If I shut the border, no one will shut their window, hide in their closet, lock their door.
They would shake the blinds of moths, bring the dog in from the doghouse, let the cat feast after the mouse hole has been plugged with a door wedge.
In the distance the train whistle blows dispersing mist and rain. No one steps off nor boards.
The bird nest is not abandoned. The hollow of the tree stays hollow. Nothing has shut down at all.
My pen scribbles a poem only to watch the black words return to the reservoir.
I open the dictionary to the word “hope”, but the page refuses to settle until I put all the words in them face down on the writing table.

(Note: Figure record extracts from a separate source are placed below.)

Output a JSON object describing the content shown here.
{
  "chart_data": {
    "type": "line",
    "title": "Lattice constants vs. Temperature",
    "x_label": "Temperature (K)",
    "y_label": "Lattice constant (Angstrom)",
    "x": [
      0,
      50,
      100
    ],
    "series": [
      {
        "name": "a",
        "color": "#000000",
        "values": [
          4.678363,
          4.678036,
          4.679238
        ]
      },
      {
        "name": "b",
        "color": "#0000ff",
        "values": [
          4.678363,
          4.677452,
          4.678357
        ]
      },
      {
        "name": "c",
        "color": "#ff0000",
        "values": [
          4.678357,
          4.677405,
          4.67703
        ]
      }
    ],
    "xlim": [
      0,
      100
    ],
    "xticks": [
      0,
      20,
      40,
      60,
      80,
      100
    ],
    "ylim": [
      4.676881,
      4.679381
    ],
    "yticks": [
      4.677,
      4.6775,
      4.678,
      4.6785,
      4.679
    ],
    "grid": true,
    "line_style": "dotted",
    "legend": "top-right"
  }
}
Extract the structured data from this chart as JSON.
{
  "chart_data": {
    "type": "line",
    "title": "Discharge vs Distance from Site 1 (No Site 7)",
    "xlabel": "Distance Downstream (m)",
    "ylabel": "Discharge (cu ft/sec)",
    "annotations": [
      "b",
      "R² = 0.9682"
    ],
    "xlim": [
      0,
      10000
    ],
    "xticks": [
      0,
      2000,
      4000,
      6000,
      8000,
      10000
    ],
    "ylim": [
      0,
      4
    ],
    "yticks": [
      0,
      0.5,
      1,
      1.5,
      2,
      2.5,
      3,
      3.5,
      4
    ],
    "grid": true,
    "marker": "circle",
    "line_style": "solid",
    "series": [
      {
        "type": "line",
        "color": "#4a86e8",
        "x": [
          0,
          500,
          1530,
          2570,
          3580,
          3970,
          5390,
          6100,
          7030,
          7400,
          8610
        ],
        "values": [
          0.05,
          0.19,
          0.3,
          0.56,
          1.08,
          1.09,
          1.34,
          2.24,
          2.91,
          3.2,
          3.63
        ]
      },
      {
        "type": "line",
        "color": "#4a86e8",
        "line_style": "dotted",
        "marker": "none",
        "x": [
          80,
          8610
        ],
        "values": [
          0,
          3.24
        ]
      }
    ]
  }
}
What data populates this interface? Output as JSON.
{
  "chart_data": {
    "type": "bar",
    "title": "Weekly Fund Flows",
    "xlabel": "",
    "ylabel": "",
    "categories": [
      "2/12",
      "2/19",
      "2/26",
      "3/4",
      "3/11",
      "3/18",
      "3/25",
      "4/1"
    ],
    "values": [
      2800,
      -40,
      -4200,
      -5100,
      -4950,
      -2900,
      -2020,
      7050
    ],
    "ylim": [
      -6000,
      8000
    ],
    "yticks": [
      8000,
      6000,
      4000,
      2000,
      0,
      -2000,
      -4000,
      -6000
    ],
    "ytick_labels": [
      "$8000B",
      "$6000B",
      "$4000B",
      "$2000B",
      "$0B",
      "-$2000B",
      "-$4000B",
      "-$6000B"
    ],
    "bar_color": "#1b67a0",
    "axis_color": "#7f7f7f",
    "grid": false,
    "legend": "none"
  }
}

My stoma grumbles louder than my stomach. I shut my cancer in the mother-of-pearl. My wife’s cancer is placed in the small valise of all our memories.
I can’t shut down the museum. It already is. I can’t shut down the cinemas. They already are. Only the pharmacies are open.
I shut down my mouth on my broken jaw with five missing teeth only to feel the maw of death.
I shut down the ash of my childhood into a golden urn of my own design.
I shut down America, I shut down God, putting them both between the now empty covers of the dictionary missing hope.
I shut down my passions, my emotions in the moldy basement of my despair. My shut down love is chained in the dungeon.
Shut up, shut down, I repeat to myself, until those words lose all definition, until my lips are sealed in pain and the only thing left is my total shutdown.